Résumé

Soyons en désaccord

Si la « diversité » est choisie comme thème central du congrès EECERA, cela indique que la communauté des professionnels et des chercheurs de la petite enfance est passée outre le plaidoyer pour le respect de la diversité. Cela exprimerait qu’un consensus est obtenu sur la nécessité de prendre en considération les diversités sociales à propos de l’éducation de la petite enfance. Jusqu’ici tout va bien.
Au cours des discussions sur le respect de la diversité, certaines notions sont couramment utilisées : participation, inclusion, citoyenneté, identité, appartenance, pour ne citer qu’elles. Néanmoins, il est loin d’être évident que ce vocabulaire commun traduise des modes de compréhension partagés.
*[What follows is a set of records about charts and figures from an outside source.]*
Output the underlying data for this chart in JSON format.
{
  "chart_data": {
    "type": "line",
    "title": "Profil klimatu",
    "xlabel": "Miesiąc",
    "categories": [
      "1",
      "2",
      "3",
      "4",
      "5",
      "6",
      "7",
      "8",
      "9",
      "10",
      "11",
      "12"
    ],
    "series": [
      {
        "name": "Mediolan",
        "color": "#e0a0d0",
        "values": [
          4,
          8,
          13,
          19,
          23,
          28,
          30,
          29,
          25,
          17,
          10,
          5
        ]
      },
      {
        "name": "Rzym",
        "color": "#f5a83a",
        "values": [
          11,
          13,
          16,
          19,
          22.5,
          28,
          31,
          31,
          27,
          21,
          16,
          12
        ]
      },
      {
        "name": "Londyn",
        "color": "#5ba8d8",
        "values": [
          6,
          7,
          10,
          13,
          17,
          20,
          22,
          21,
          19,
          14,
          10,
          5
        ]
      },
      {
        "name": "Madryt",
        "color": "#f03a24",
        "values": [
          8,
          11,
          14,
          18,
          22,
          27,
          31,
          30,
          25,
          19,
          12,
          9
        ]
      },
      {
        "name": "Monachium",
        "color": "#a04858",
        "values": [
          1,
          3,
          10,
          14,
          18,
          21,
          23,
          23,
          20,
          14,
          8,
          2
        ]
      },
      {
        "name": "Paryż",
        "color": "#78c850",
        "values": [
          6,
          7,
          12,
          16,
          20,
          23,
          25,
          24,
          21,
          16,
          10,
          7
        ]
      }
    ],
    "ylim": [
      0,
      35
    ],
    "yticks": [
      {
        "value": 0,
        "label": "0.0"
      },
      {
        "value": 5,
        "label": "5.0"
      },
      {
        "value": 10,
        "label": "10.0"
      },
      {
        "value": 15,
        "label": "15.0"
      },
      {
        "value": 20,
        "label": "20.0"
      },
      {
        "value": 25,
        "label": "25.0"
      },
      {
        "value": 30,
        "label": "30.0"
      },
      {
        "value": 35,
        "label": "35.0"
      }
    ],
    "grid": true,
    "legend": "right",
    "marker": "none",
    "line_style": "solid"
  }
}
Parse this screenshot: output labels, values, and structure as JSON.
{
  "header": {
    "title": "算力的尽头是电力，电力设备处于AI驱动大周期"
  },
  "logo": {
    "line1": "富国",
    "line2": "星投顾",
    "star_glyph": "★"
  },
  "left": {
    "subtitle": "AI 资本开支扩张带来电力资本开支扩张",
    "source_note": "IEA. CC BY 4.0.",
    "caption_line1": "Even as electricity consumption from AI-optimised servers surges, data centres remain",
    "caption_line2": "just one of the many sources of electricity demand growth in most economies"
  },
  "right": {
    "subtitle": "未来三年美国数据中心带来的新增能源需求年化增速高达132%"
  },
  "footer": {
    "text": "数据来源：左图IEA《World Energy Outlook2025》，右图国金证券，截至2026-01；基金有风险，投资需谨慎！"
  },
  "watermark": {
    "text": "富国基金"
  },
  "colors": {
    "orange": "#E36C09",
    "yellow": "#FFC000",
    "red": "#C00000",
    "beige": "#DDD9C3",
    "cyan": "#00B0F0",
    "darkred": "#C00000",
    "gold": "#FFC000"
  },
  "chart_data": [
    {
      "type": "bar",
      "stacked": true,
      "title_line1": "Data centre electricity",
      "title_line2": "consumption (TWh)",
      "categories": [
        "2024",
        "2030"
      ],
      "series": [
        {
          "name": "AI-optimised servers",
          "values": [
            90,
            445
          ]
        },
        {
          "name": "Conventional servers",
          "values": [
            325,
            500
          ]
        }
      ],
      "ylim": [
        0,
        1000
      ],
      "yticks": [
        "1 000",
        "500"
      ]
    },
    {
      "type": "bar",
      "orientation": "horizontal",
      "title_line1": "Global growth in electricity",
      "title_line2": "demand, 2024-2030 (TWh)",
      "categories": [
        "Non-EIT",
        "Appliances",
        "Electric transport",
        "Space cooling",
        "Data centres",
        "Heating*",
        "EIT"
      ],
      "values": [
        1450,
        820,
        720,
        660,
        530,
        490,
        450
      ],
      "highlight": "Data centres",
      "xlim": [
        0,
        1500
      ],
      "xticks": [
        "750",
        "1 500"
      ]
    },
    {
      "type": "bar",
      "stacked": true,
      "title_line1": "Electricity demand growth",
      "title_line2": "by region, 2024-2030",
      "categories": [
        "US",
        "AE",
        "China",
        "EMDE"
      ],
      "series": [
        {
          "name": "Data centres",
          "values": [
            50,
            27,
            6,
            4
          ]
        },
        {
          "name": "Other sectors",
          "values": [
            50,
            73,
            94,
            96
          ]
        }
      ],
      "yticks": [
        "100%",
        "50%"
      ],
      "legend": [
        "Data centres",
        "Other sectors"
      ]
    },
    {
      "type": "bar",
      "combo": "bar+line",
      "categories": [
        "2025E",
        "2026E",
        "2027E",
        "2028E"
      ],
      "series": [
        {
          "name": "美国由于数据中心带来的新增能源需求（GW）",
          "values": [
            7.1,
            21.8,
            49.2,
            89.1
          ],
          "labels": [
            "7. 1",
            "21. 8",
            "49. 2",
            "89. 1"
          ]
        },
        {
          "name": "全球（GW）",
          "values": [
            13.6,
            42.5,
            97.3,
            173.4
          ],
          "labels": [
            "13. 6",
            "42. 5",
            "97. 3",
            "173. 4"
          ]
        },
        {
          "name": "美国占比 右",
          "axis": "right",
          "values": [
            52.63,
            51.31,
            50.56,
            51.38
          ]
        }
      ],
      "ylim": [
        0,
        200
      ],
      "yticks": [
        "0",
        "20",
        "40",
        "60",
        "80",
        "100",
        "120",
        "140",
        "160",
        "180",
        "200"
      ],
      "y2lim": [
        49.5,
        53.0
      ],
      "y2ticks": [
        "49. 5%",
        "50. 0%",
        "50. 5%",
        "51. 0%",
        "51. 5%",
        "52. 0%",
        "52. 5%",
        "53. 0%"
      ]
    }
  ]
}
Dans cette intervention, je tâcherai de démêler l’entrelacs de certaines de ces notions et les interprétations contradictoires qu’elles peuvent susciter. Ces interprétations sont fortement liées aux manières de concevoir les relations entre l’individu et l’Etat, et entre les individus entre eux. En ce sens, elles expriment une conception sur la manière de cerner la démocratie en matière d’éducation de la petite enfance. Les discours sur la diversité, et particulièrement sur la diversité ethnique ou culturelle, peuvent servir à masquer les inégalités sociales. L’envers de la médaille des plaidoyers pour une éducation tolérante pourrait être l’individualisation des responsabilités sociales. Ainsi, ce plaidoyer pour le respect de la diversité pourrait conduire à comprendre la démocratie comme un plaidoyer pour l’égalité des chances. Cependant, souvent, les discours sur l’égalité des chances dans la petite enfance et sur la citoyenneté sont compris comme prendre le meilleur départ possible dans la compétition organisée dans une société basée sur la méritocratie, la course vers un but commun, c'est-à-dire l’obtention de capital matériel, social et culturel. A la différence de cette approche, la démocratie pourrait également concerner des désaccords sur ce qui doit être accompli. En ce sens, la démocratie peut être comprise comme une organisation de désaccords.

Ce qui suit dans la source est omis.